Natürlich wollte Barbara von Kurt Abschied nehmen und ihn nochmals sehen. Davor mussten wir einige bürokratische Hürden nehmen, denn einen Verstorbenen zu sehen, ist in Kuba nicht so einfach. Das Schweizer Konsulat hat uns ganz toll unterstützt. Kurt sah so friedlich aus, ja, er hatte sogar ein Lachen auf dem Gesicht, wirkte richtig freundlich und zufrieden. Für Barbara und auch für mich war das eine Erlösung. Wir sahen, dass Kurt glücklich gestorben ist. Erikas Tochter Sandrina brachte es auf den Punkt. ‹Kurt starb als Sonnyboy›, sagte sie.

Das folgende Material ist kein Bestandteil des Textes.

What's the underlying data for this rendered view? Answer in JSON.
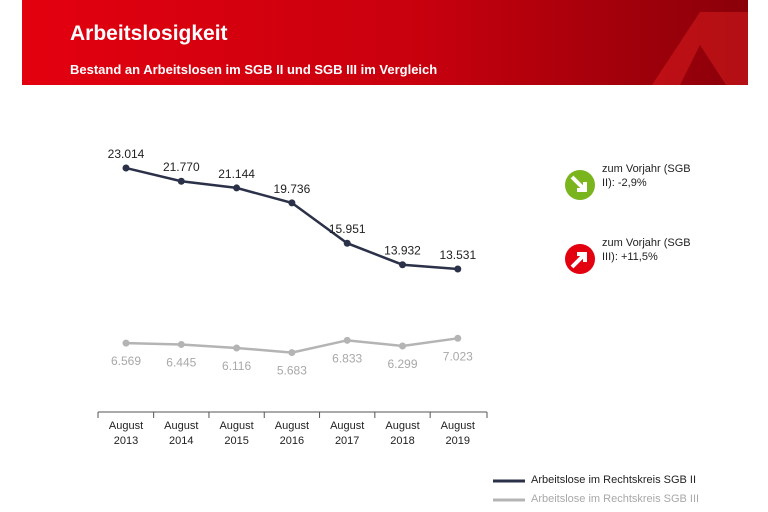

Am nächsten Tag assen wir beim ehemaligen Schweizer Radrennfahrer Fabian Fuchs, der in Havanna ein 16-Punkte-Restaurant eröffnet hatte, zu Abend. Dort waren Kurt und ich schon am Tag unserer Ankunft auf Kuba gewesen. Es tat Barbara gut zu wissen, dass Kurt hier noch vor wenigen Tagen ein feines Essen geniessen konnte.

Kurt wurde in Havanna kremiert. Wegen der Bürokratie könnte es dauern, bis die Asche in der Schweiz ist. Deshalb können wir nicht sagen, wann eine Abdankungsfeier stattfindet. Ob die öffentlich oder privat ist, muss Barbara entscheiden.»